A scientist studying double stars managed to compile as many as two catalogs of such milky objects and published them, respectively, in 1827 and 1852. Struve Vasily Yakovlevich, whose works are rightly considered to be fundamental in this branch of astronomy, was the first in the world to measure distances to Vega in the constellation of Lyra. This star is the third brightest in the night sky after Sirius and Arcturus, which can be observed in Russia and in the near abroad. And in the constellation Ophiuchus Struve discovered a planetary nebula. Under the guidance of Vasily Yakovlevich and geodesist K. Tanner, a degree measurement of meridian arcs from the coast of the Arctic Ocean to the mouth of the Danube River was carried out. Very valuable materials were obtained for a more accurate determination of the shape and dimensions of the Earth.

Followers

Struve Vasily Yakovlevich, whose dynasty consists not only of astronomers, but also of state and political figures, is the founder of an entire branch of stellar science. His case was continued by his son Otto, two grandsons - Hermann and Ludwig, and also a great-grandson - an astrophysicist. In the Struve family there is also a well-known chemist, diplomat, orientalist and academician of the Academy of Sciences of the Soviet Union.

Memory

The name of the famous scientist did not remain forgotten. In 1913, a small planet at number 768, discovered by Russian astronomer Neuimin, was named Struveana in honor of astronomers from the family dynasty Struve.

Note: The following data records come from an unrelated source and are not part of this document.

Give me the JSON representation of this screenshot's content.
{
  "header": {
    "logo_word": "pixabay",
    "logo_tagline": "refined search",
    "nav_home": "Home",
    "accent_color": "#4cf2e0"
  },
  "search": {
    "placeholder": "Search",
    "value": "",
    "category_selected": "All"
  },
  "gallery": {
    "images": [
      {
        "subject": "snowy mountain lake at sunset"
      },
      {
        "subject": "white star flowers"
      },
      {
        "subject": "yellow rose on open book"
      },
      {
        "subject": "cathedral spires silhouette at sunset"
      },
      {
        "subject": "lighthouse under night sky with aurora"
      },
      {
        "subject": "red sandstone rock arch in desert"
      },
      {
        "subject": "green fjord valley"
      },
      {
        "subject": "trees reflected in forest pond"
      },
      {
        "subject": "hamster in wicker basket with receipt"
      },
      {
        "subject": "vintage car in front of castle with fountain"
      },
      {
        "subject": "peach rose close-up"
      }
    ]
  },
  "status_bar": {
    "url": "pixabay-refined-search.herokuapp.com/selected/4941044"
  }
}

In memory of the great scientist in 1954 was issued and a postage stamp. It was dedicated to the Pulkovo Observatory. It depicts a portrait of V. Ya. Struve and two other famous Russian astronomers. By the centenary of the death of Vasily Yakovlevich, in 1964, one more brand of the USSR was issued . His portrait is also present on analogues dedicated to the arc, named after the great astronomer. These brands were issued by Lithuania (2009), Latvia, Estonia and Sweden (2011). In addition, in 1964, the International Astronomical Union crater, located on the visible part of the moon, was given the name of V. Ya. Struve.

Catalogs

Struve, rightly considered the founder of an entire branch of astronomy, in 1827, as a result of viewing more than one hundred and twenty thousand celestial objects, published a catalog that included more than three thousand double and multiple stars. Most of them - 2343 luminaries - were discovered by the scientist himself. In 1837, his most famous work was published. In "Micrometric measurements of binary stars", results were given over eleven thousand calculations made by Vasily Struve for twelve years with the help of the Dorpat refractor. Both catalogs, published by the scientist, were awarded medals of the Royal Astronomical Society of London.

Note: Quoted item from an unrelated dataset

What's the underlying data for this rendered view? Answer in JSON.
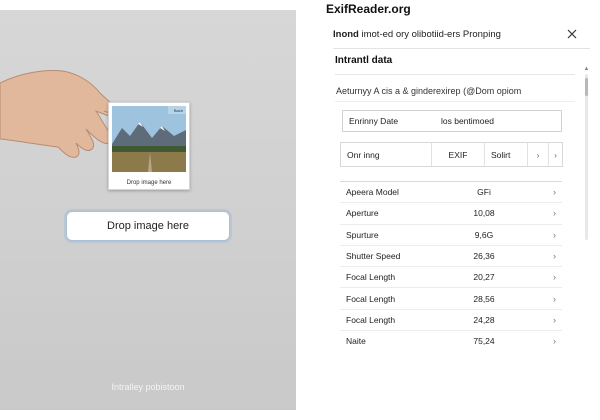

In 1852, a work was published under the title "Midpoints", where the results of long-term observations of almost three thousand stars were cited. The work that was performed by Struve and his assistants at the Dorpat Observatory for almost twenty years was subsequently used more than once in stellar astronomy.

Achievements

Vasily Yakovlevich Struve, whose brief biography testifies to his enormous role in astronomy, also made a great contribution to the development of such a science as geodesy. From 1822 to 1827, under his leadership, a meridian arc was measured from the island of Hogland, located in the Gulf of Finland, to the city of Jakobstadt. In 1828, it was coupled with an analogue, calculated in the south-west of our country. Then these measurements continued from north to south. As a result, the length of the entire measured arc was brought to 25 ° 20 '. It was called Russian-Scandinavian. However, experts know it more like the Struve arc.

Ranks

Vasily Yakovlevich was an honorary member of almost all universities in our country, as well as many foreign scientific societies and academies of sciences. In the middle of the nineteenth century, Struve participated in the process of creating the Lisbon Observatory. It currently belongs to the city university, but observations are no longer conducted there. An observatory was created in the image and likeness of the Russian - Pulkovo, which was considered at that time an astronomical world capital. The main consultant in the choice of instruments was the famous Russian astronomer Struve.